- Country: United States
- Language: English
- Genre(s): Science fiction

Publication
- Published in: Worlds Beyond
- Publication type: Periodical
- Publisher: Hillman Periodicals
- Media type: Print (Magazine, Paperback)
- Publication date: February 1951

= Rock Diver =

1951 science fiction short story by Harry Harrison

"Rock Diver" is a 1951 short story by American science fiction writer Harry Harrison. It was his first published story, and it is credited with popularizing the concept of matter penetration. The plot reworks a classic western plot about claim jumpers with a sci-fi twist.

== Development ==
The story was published in the February 1951 issue of Worlds Beyond magazine. Harrison initially titled the story "I Walk Through Rocks", the title was changed by the magazine editor Damon Knight, who bought it from Harrison; around the same time it was also bought by Frederik Pohl for his anthology Beyond the End of Time, which was published in 1952. The story marks Harrison's literary debut; he was previously an illustrator (he also created an illustration for this story). Harrison wrote the story during an illness that prevented him from working on graphics, and found the endeavour much more profitable than illustrating (Knight and Pohl paid Harrison 50 dollars for the story; some sources quote the sum of 100 or 150 dollars - which was more than what he earned for illustrations, which generally were sold for several dollars apiece).

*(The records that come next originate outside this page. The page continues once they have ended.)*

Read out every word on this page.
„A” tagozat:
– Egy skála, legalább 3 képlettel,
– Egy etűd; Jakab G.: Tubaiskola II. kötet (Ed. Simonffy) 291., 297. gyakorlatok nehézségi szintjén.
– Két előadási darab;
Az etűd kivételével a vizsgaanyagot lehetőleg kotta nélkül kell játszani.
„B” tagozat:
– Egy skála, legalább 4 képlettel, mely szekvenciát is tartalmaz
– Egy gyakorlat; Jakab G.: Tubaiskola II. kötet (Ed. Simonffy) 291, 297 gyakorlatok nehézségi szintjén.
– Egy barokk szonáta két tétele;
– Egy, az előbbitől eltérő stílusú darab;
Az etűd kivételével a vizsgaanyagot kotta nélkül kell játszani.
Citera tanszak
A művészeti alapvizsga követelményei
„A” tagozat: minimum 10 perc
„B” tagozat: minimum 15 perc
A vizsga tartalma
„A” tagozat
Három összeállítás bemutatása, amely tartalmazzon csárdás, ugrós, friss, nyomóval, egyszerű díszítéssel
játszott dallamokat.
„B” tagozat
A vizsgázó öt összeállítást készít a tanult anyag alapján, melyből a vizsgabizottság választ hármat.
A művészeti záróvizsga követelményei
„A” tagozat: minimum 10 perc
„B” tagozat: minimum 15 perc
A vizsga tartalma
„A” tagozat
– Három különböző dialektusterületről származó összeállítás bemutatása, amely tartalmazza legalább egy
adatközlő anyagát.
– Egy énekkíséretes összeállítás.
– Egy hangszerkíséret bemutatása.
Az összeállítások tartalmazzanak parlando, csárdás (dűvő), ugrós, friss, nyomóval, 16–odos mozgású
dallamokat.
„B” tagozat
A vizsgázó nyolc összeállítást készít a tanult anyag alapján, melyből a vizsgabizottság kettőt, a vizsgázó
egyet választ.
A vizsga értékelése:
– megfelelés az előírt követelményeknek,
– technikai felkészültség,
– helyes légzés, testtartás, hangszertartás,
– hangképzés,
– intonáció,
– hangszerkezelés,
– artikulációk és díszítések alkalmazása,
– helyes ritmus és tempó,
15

The story was reprinted in anthologies and translated into other languages (including several times in Polish, with the first translation in 1958; and Russian in 1971).

== Plot summary ==
The leitmotif of the story is a journey to the center of the Earth in search of valuable raw materials through the use of technology allowing penetrating or passing through matter. Harrison wrote that he based the story's outline on a classic Western plot and the idea of claim jumping, but repackaged it with a sci-fi setting.

== Analysis and reception ==
The story was one of the early science-fiction works describing the effect of penetrating or passing through matter although Harrison himself admitted that the idea for such a device was not his and he was inspired by prior science fiction works. Algis Budrys in 1967 in the context of the anthology Science Fiction Inventions, where the story was reprinted, wrote that it was "a real landmark SF story, in the special sense that each of them either originated or first fruited a basic technological idea in such a happy combination with story values that it is impossible to touch that idea again without having to find some totally new framework for it”. Likewise, in 1985 Jerry Pournelle noted that the story "had the kind of idea that immediately engages the SF addict". Brian Stableford listed it as one of "notable accounts of burrowing expeditions" into Earth that are relatively consistent with the knowledge of modern geology.

A reviewer for Analog Science Fiction and Fact wrote in 1969 that it is "highly realistic yarn about prospecting and claim-jumping inside the Earth. This could be the ultimate development of the old gimmick of the man who can walk through walls."

Lech Jęczmyk wrote that many consider this to be Harrison's best story, due to the original idea ("not the cosmos, not the ocean, but the earth's crust as an area of conquest") and the story itself being "an engaging drama".